The last leg of the voyage now began; a theoretically simple passage along the coast of British North America to Cape Cod and thence Plymouth. The seas being high, Halley travelled up to Newfoundland, narrowly avoiding running aground on numerous occasions. His encounter with Captain Bryant was mercifully the last excitement. On September 10th, Paramour regained her dock at Deptford.
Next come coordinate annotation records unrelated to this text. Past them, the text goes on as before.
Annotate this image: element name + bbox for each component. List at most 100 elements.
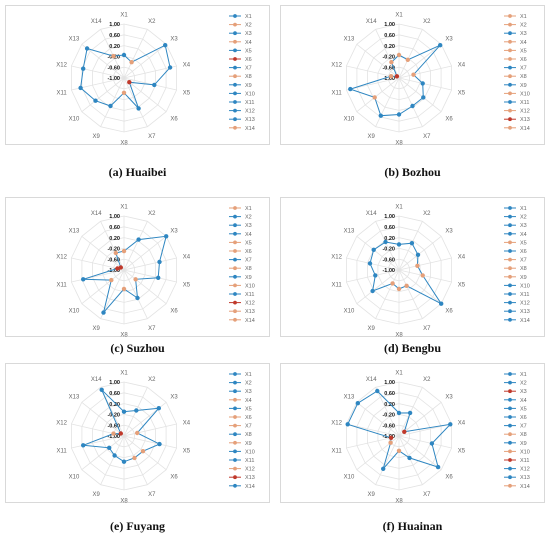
legend-label-x10: X10 (520, 283, 530, 289)
axis-label-x9: X9 (93, 492, 101, 498)
radar-spoke (123, 435, 148, 485)
legend-marker (233, 440, 237, 445)
data-point-x14 (111, 53, 116, 59)
data-point-x1 (396, 52, 402, 58)
data-point-x1 (121, 409, 127, 414)
radar-spoke (356, 44, 400, 79)
radar-grid (71, 381, 178, 491)
legend-marker (508, 91, 512, 96)
legend-label-x7: X7 (520, 258, 527, 264)
panel-suzhou: X1 X2 X3 X4 X5 X6 X7 X8 X9 X10 X11 X12 X13 X14 1.00 0.6… (5, 197, 270, 338)
axis-label-x1: X1 (120, 205, 128, 211)
radar-spoke (375, 269, 400, 319)
legend-label-x8: X8 (245, 74, 252, 80)
axis-label-x13: X13 (69, 395, 80, 401)
legend-marker (508, 108, 512, 113)
legend-label-x12: X12 (520, 301, 530, 307)
radial-tick-label: -0.20 (107, 247, 120, 253)
axis-label-x5: X5 (458, 283, 466, 289)
data-point-x4 (411, 72, 416, 77)
axis-label-x4: X4 (183, 62, 191, 68)
radar-chart-huaibei: X1 X2 X3 X4 X5 X6 X7 X8 X9 X10 X11 X12 X13 X14 1.00 0.6… (56, 13, 255, 147)
radar-grid (71, 215, 178, 325)
data-point-x8 (121, 90, 127, 96)
legend-label-x11: X11 (245, 292, 254, 298)
data-point-x10 (370, 288, 375, 294)
axis-label-x10: X10 (69, 116, 80, 122)
data-point-x13 (118, 265, 124, 270)
legend-label-x10: X10 (520, 449, 530, 455)
legend-marker (233, 372, 237, 376)
radar-spoke (71, 65, 125, 79)
radar-spoke (398, 77, 442, 112)
data-point-x12 (388, 74, 394, 79)
legend-marker (233, 458, 237, 462)
axis-label-x14: X14 (91, 19, 102, 25)
legend-marker (233, 57, 237, 61)
radar-spoke (398, 269, 423, 319)
legend-label-x7: X7 (245, 66, 252, 72)
axis-label-x10: X10 (69, 474, 80, 480)
legend-label-x12: X12 (245, 301, 255, 307)
axis-label-x1: X1 (120, 13, 128, 19)
data-point-x3 (415, 252, 421, 257)
legend-marker (233, 432, 237, 437)
data-point-x5 (420, 273, 425, 278)
axis-label-x10: X10 (69, 308, 80, 314)
axis-label-x10: X10 (344, 308, 355, 314)
legend-label-x11: X11 (520, 292, 529, 298)
legend-marker (508, 223, 512, 228)
legend-marker (233, 249, 237, 253)
data-point-x11 (373, 273, 378, 278)
legend-label-x14: X14 (245, 484, 255, 490)
legend-marker (233, 423, 237, 428)
legend-marker (233, 274, 237, 279)
axis-label-x9: X9 (368, 326, 376, 332)
data-point-x12 (115, 266, 120, 271)
radial-tick-label: -0.60 (107, 423, 120, 429)
legend-marker (508, 458, 512, 462)
data-point-x2 (134, 408, 139, 413)
radial-tick-label: 0.20 (384, 44, 395, 50)
radar-spoke (123, 269, 167, 304)
legend-label-x12: X12 (245, 109, 255, 115)
data-point-x10 (93, 98, 98, 103)
data-point-x3 (402, 429, 407, 434)
radar-spoke (81, 236, 125, 271)
radar-spoke (398, 44, 442, 79)
radial-tick-label: 0.60 (109, 391, 120, 397)
radar-chart-bengbu: X1 X2 X3 X4 X5 X6 X7 X8 X9 X10 X11 X12 X13 X14 1.00 0.6… (331, 205, 530, 339)
data-point-x4 (448, 422, 453, 427)
legend-marker (508, 22, 512, 27)
data-point-x7 (132, 455, 137, 461)
legend-label-x4: X4 (245, 40, 252, 46)
legend-label-x12: X12 (245, 467, 255, 473)
legend-marker (508, 214, 512, 219)
legend-marker (233, 91, 237, 96)
axis-label-x2: X2 (148, 19, 156, 25)
legend-label-x3: X3 (245, 389, 252, 395)
legend-label-x9: X9 (245, 83, 252, 89)
data-point-x13 (118, 431, 124, 436)
legend-marker (508, 389, 512, 394)
data-point-x5 (429, 441, 435, 446)
legend-marker (508, 317, 512, 322)
radial-tick-label: -0.60 (107, 257, 120, 263)
legend-label-x7: X7 (245, 258, 252, 264)
legend-label-x3: X3 (520, 223, 527, 229)
legend-label-x6: X6 (520, 57, 527, 63)
legend-marker (233, 231, 237, 236)
axis-label-x13: X13 (344, 37, 355, 43)
axis-label-x7: X7 (148, 326, 156, 332)
legend-marker (508, 397, 512, 402)
axis-label-x9: X9 (93, 134, 101, 140)
legend-marker (508, 240, 512, 245)
caption-suzhou: (c) Suzhou (110, 341, 165, 355)
data-point-x9 (381, 466, 386, 471)
axis-label-x6: X6 (170, 308, 178, 314)
axis-label-x10: X10 (344, 116, 355, 122)
radar-spoke (356, 402, 400, 437)
legend-label-x2: X2 (245, 381, 252, 387)
axis-label-x13: X13 (344, 229, 355, 235)
legend-marker (233, 223, 237, 228)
It was not Halley's last voyage. In 1701, Paramour surveyed the English Channel on a mission as much concerned with spying out French harbours as with measuring magnetic variations. Interestingly enough, it was impossible to find volunteers to crew the ship, suggesting that the misadventures of the earlier voyages were well known. It may be the case that Harrison was right about Halley's inexperience, which could easily have led him to take risks and remain calm in situations which would have panicked more knowledgeable sailors. Yet no one questioned the astronomer's relish for nautical life; the ever-outraged Flamsteed wailed, 'He now talks., swears and drinks brandy like a sea captain'. Paramour was totally worn out and sold off for a mere £122.
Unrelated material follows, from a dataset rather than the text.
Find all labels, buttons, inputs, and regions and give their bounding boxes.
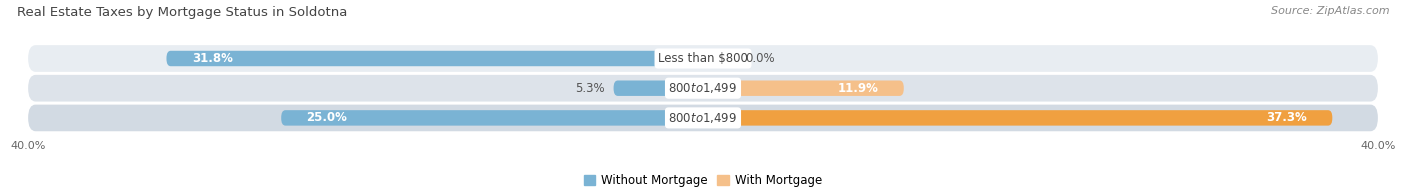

The mission had proved a brilliant success. Halley had mapped the variation of the compass and explored mysterious waters. For the rest of his life, he was probably best known for his magnetic charts. The first, published in 1701, was entitled A New and Correct Chart Shewing the Variations of the Compass in the Western and Southern Oceans as observed in ye Year 1700. It covered the Atlantic from 60' North to 59' South and marked Paramour's course amid amusing observations on the 'Animalls of a Middle Species between a Bird and a Fish' that haunt the Antarctic seas. This picturesque throw-back to the 'here be dragons' school of cartography was dropped the next year, when Halley issued a far larger and much improved chart. Frequently reprinted, it remained an indispensable shipboard companion for more than a century.
The voyage of Paramour marked a first, extraordinarily ambitious, step in the great tradition of 18th-century maritime exploration. It was a mission of a wholly new type, seeking no trade routes, colonies or commercial advantage. For the first time in history, scientific research was the sole motivation for what Johnson grandly called 'the Encouragement of Naval Investigation'. Halley's journeys lacked glamour, but the knowledge they amassed outweighed all the curios, bad maps and monkeys that formed the end-product of many great voyages. Comparisons are simply irrelevant. Others searched for spice islands or gold, but Paramour paved the way for Cook and the Enlightenment.
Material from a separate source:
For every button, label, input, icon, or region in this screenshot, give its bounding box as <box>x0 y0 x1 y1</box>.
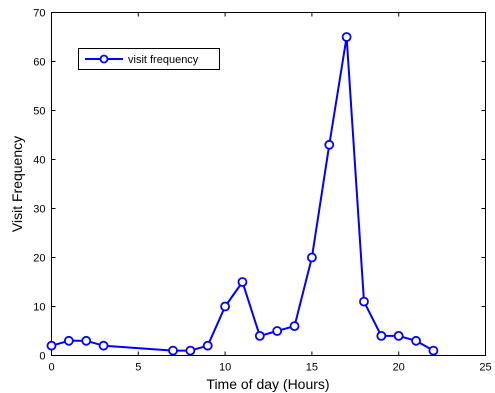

Recording magnetic variation made accurate navigation much easier, but did not solve the sailor's main problem – how to determine longitude at sea. In 172,8 the astronomer received an unexpected visitor. John Harrison was a self-taught clockmaker who believed he could build an accurate timepiece for use aboard ship; the only good clocks available used pendulums, so were useless in unstable conditions. Precise timekeeping would make finding one's longitude a straightforward mathematical process; Halley had tried various methods during the voyage of Paramour, but none had really succeeded. Most depended on astronomical observations and a navigational system that only worked at night was hopelessly impractical Harrison's confidence impressed his host, who introduced him to George Graham, an instrument maker and close personal friend. Graham's encouragement and financial support led directly to Harrison's Marine Chronometer, an instrument which – used in conjunction with Halley's magnetic charts – formed the basis of nautical navigation for over 150 years.
On January 14th, 1742, the 86-year-old astronomer 'being tired, did ask for a glass of wine, and having drunk it, presently expired, as he sat in his chair, without a groan'. Halley's life was crammed with adventure and discovery. The journeys of Paramour, important though they were, are merely incidents in an extraordinary career. Edmond Halley was far more than a man who watched comets.